The introduction of new legislation has greatly increased the complexity of the process that you must follow to avoid claims being brought against you as a result of dismissing an employee.

2. Establish whether there are grounds for dismissal

There are several potentially fair reasons for dismissing an employee:

  • The way in which they have conducted themselves at work (for example, they have filed a fraudulent expenses claim or persistently arrive late at work).
  • They are unable to carry out their job because they lack the necessary skills required (for example, a sales manager has consistently failed to meet reasonable sales targets despite receiving additional support and training).
  • They are on long-term sick leave and cannot return to their job.
  • Their job is redundant (for example, if your business is declining or your workplace is facing closure). Do not use redundancy as an easy alternative to dismissing an employee for poor performance. The “redundant” employee could make a claim for unfair dismissal.
  • They have reached their contractual retirement date or the default national retirement age of 65. Your business is legally obliged to consider an employee’s request to work beyond their retirement age. Your business is also obliged to comply with the notification requirements in advance of an employee’s proposed retirement date. If you do not comply with the requirements the dismissal will be unfair.
  • Continuing to employ them would be illegal (for example, you have discovered that your employee’s immigration status does not permit them to work).Be very careful when establishing the grounds for dismissal as using any other reasons could result in a claim for unfair dismissal.

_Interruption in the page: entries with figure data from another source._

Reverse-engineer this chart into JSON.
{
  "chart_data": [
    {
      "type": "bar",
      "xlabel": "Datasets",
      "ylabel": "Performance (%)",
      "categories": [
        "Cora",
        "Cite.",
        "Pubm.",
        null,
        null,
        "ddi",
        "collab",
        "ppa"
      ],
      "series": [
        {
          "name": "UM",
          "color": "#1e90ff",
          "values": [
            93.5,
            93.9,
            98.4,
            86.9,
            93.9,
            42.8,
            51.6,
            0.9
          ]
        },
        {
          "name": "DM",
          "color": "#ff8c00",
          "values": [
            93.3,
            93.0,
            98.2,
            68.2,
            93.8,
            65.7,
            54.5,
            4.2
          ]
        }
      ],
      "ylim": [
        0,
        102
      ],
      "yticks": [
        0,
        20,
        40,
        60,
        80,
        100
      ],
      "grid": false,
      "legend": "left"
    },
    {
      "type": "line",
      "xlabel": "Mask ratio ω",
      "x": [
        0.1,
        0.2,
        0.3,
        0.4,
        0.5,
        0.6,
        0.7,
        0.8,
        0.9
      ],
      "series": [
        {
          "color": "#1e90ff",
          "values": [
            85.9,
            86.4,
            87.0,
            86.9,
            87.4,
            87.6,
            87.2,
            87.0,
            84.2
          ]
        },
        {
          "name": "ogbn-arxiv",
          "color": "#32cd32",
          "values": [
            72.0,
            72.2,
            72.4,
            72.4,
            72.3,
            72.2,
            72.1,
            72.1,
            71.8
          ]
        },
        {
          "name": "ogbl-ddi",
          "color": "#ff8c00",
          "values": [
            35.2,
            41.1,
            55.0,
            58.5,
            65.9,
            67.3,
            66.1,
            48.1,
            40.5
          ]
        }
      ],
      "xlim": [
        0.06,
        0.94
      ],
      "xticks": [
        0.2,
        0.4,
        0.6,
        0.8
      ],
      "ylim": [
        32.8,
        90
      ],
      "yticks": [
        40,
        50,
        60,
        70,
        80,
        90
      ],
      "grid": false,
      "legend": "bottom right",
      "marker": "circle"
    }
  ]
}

3. Always follow the correct procedure

  • Even if your business has established a potentially fair reason for dismissing an employee, you still must follow the correct procedure. Failure to do so could lead to a claim for unfair dismissal.
  • Generally, an employee must have been employed for one year before they can bring a claim against your business for unfair dismissal.
  • However, certain dismissals are deemed to be automatically unfair and an employee is protected as soon as they start work. These include dismissals connected with:
    • pregnancy;
    • parental leave;
    • requests for flexible working;
    • whistleblowing; or
    • jury service.

4. Check your employee’s contract

It is possible to dismiss an employee fairly but still be in breach of contract if you have not given them the correct notice under their contract. Your business does not want to take any action that could breach an employee’s contract because:

  • It may lose valuable protections in the contract such as post-employment restrictions (for example, stopping your employee going to work for a competitor).
  • Your employee may have a claim for breach of contract (for example, if your business fails to give them their contractual notice period or pay a contractual bonus).